Even though aquatic centers throughout the Upper Valley have raised their wages, they’re facing competition from other employers in need of part-time and seasonal workers.
“(We’re) trying to recruit kids who might otherwise try to go work at grocery store or McDonalds,” said Coates, who oversees Lebanon Veterans Memorial Pool, which is scheduled to open June 13.
The starting salary for lifeguards at the pool is $16 an hour and head guards start at $17.50. Prior to the pandemic, the starting salary was between $9 and $10.
“Still even for us it’s a challenge. It’s hard to look at someone and say ‘hey you should work for us for $16 an hour, when you can go somewhere else and make a $18 hour and it’s a less stressful job,” Coates said.
Currently, they have two head lifeguards and need one more, Coates said.
“We’re not super optimistic that this late in the game someone will come out who’s qualified for that,” Coates said.
As of Wednesday, they hired eight lifeguards. Ordinarily, eight would be enough, but all of them are new. If they do not pass their certification classes, Lebanon will continue to work with them to try to pass. If it becomes clear that it will not work out, the city will be out a few hundred dollars for the course.
In order to give the head lifeguards some breaks, the hours at the pool will be reduced. Ordinarily, the pool would be open seven days a week. Now, there will be two yet-to-be-decided days when it will be open only for swim lessons.
“To ask one person to work 70 hours a week is not safe in aquatics. Anytime that safety is involved we’re going to be really thoughtful and methodical about how we create our schedule,” Porreca said.
The Quechee Club, which has lifeguards at Lake Pinneo and an outdoor pool, is about 10 guards short, said Scott Bushway, director of recreation, fitness & aquatics. Pay rates have been raised by $2 an hour: New lifeguards make $14 per hour and head guards now make $15 an hour.

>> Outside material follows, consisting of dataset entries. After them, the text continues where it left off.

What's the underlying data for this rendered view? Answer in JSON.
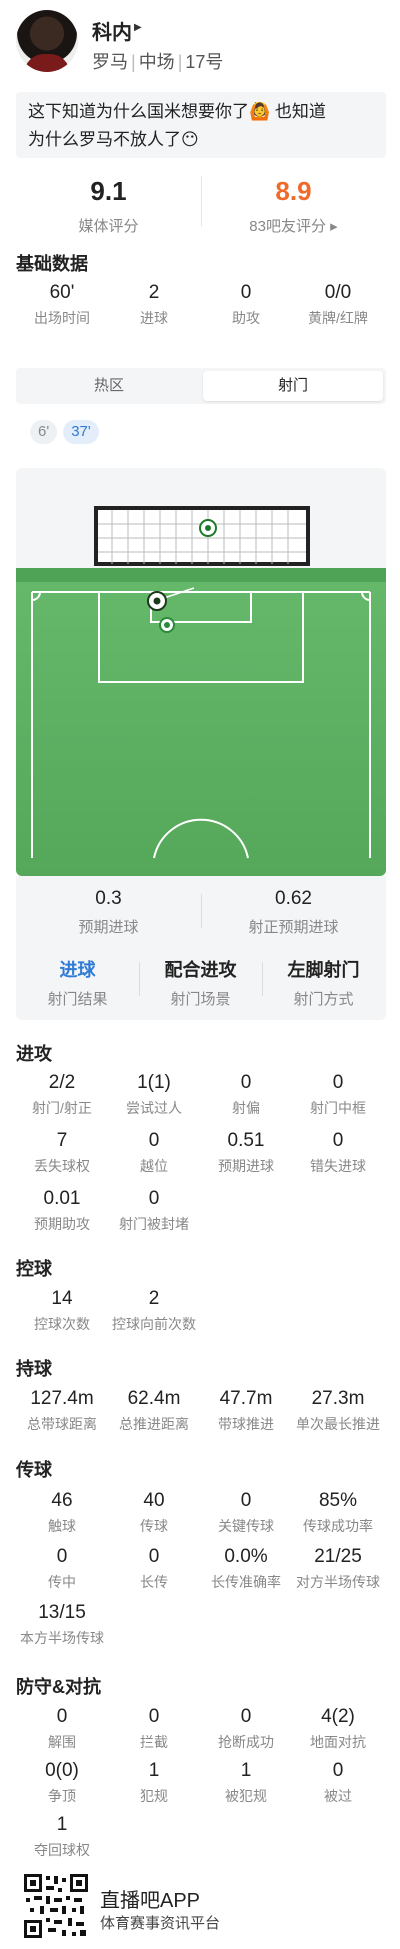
{
  "player": {
    "name": "科内",
    "team": "罗马",
    "position": "中场",
    "number": "17号"
  },
  "quote": {
    "line1": "这下知道为什么国米想要你了🙆 也知道",
    "line2": "为什么罗马不放人了😶"
  },
  "ratings": {
    "media_value": "9.1",
    "media_label": "媒体评分",
    "fan_value": "8.9",
    "fan_label": "83吧友评分 ▸"
  },
  "basic": {
    "title": "基础数据",
    "items": [
      {
        "v": "60'",
        "l": "出场时间"
      },
      {
        "v": "2",
        "l": "进球"
      },
      {
        "v": "0",
        "l": "助攻"
      },
      {
        "v": "0/0",
        "l": "黄牌/红牌"
      }
    ]
  },
  "tabs": {
    "heatmap": "热区",
    "shots": "射门"
  },
  "chips": {
    "c1": "6'",
    "c2": "37'"
  },
  "xg": {
    "xg_value": "0.3",
    "xg_label": "预期进球",
    "xgot_value": "0.62",
    "xgot_label": "射正预期进球",
    "shot1_value": "进球",
    "shot1_label": "射门结果",
    "shot2_value": "配合进攻",
    "shot2_label": "射门场景",
    "shot3_value": "左脚射门",
    "shot3_label": "射门方式"
  },
  "attack": {
    "title": "进攻",
    "rows": [
      [
        {
          "v": "2/2",
          "l": "射门/射正"
        },
        {
          "v": "1(1)",
          "l": "尝试过人"
        },
        {
          "v": "0",
          "l": "射偏"
        },
        {
          "v": "0",
          "l": "射门中框"
        }
      ],
      [
        {
          "v": "7",
          "l": "丢失球权"
        },
        {
          "v": "0",
          "l": "越位"
        },
        {
          "v": "0.51",
          "l": "预期进球"
        },
        {
          "v": "0",
          "l": "错失进球"
        }
      ],
      [
        {
          "v": "0.01",
          "l": "预期助攻"
        },
        {
          "v": "0",
          "l": "射门被封堵"
        }
      ]
    ]
  },
  "control": {
    "title": "控球",
    "rows": [
      [
        {
          "v": "14",
          "l": "控球次数"
        },
        {
          "v": "2",
          "l": "控球向前次数"
        }
      ]
    ]
  },
  "carry": {
    "title": "持球",
    "rows": [
      [
        {
          "v": "127.4m",
          "l": "总带球距离"
        },
        {
          "v": "62.4m",
          "l": "总推进距离"
        },
        {
          "v": "47.7m",
          "l": "带球推进"
        },
        {
          "v": "27.3m",
          "l": "单次最长推进"
        }
      ]
    ]
  },
  "passing": {
    "title": "传球",
    "rows": [
      [
        {
          "v": "46",
          "l": "触球"
        },
        {
          "v": "40",
          "l": "传球"
        },
        {
          "v": "0",
          "l": "关键传球"
        },
        {
          "v": "85%",
          "l": "传球成功率"
        }
      ],
      [
        {
          "v": "0",
          "l": "传中"
        },
        {
          "v": "0",
          "l": "长传"
        },
        {
          "v": "0.0%",
          "l": "长传准确率"
        },
        {
          "v": "21/25",
          "l": "对方半场传球"
        }
      ],
      [
        {
          "v": "13/15",
          "l": "本方半场传球"
        }
      ]
    ]
  },
  "defense": {
    "title": "防守&对抗",
    "rows": [
      [
        {
          "v": "0",
          "l": "解围"
        },
        {
          "v": "0",
          "l": "拦截"
        },
        {
          "v": "0",
          "l": "抢断成功"
        },
        {
          "v": "4(2)",
          "l": "地面对抗"
        }
      ],
      [
        {
          "v": "0(0)",
          "l": "争顶"
        },
        {
          "v": "1",
          "l": "犯规"
        },
        {
          "v": "1",
          "l": "被犯规"
        },
        {
          "v": "0",
          "l": "被过"
        }
      ],
      [
        {
          "v": "1",
          "l": "夺回球权"
        }
      ]
    ]
  },
  "footer": {
    "title": "直播吧APP",
    "subtitle": "体育赛事资讯平台"
  }
}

The Hartford Parks and Recreation Department, Quechee Club and UVAC have been considering partnering together to form a pool where they would post available shifts that lifeguards at any of the facilities can pick up. But it’s not without its complications, including facility-specific training.
The Upper Valley Aquatic Center currently has 38 lifeguards, but 17 of them will be leaving to take jobs at outside pools this summer, Ellis said. As a result, people will have to continue to make reservations to use the pools.
“We’re lucky to be on a reservation system where we can control our numbers based on our staffing situation,” Ellis said. “If someone calls out last minute it comes down to myself.”
Last fall, UVAC raised its starting wage from $11 per hour to $14.
Like UVAC, the CSB Community Center typically loses lifeguards each summer to work outside, Condon said.
“I can’t blame them there. Heck, I’d want to be outside too,” she said.
Claremont is unable to offer more competitive wages. When starting rates rose from $8 to $10 per hour last year, it was considered a victory. Recently, she lost a graduating senior to a job at McDonald’s.
“He’s getting paid dollars more than what he’s getting paid here and unfortunately there’s nothing I can do about it,” Condon said.
Kim Lafaso, 51, of Chittenden, recently became certified as a lifeguard at UVAC around 30 years after she was a guard at Northwood Pool in Rutland as a teenager. Lafaso, who works as a paraprofessional for the Rutland school district, decided to take the class again to help out at her school’s summer program, which includes waterfront activities.
“They needed an extra lifeguard and I said sure I’ll try it,” Lafaso said. “It’s definitely a rewarding job other than just the pay. It has more rewards and benefits than just the paycheck.”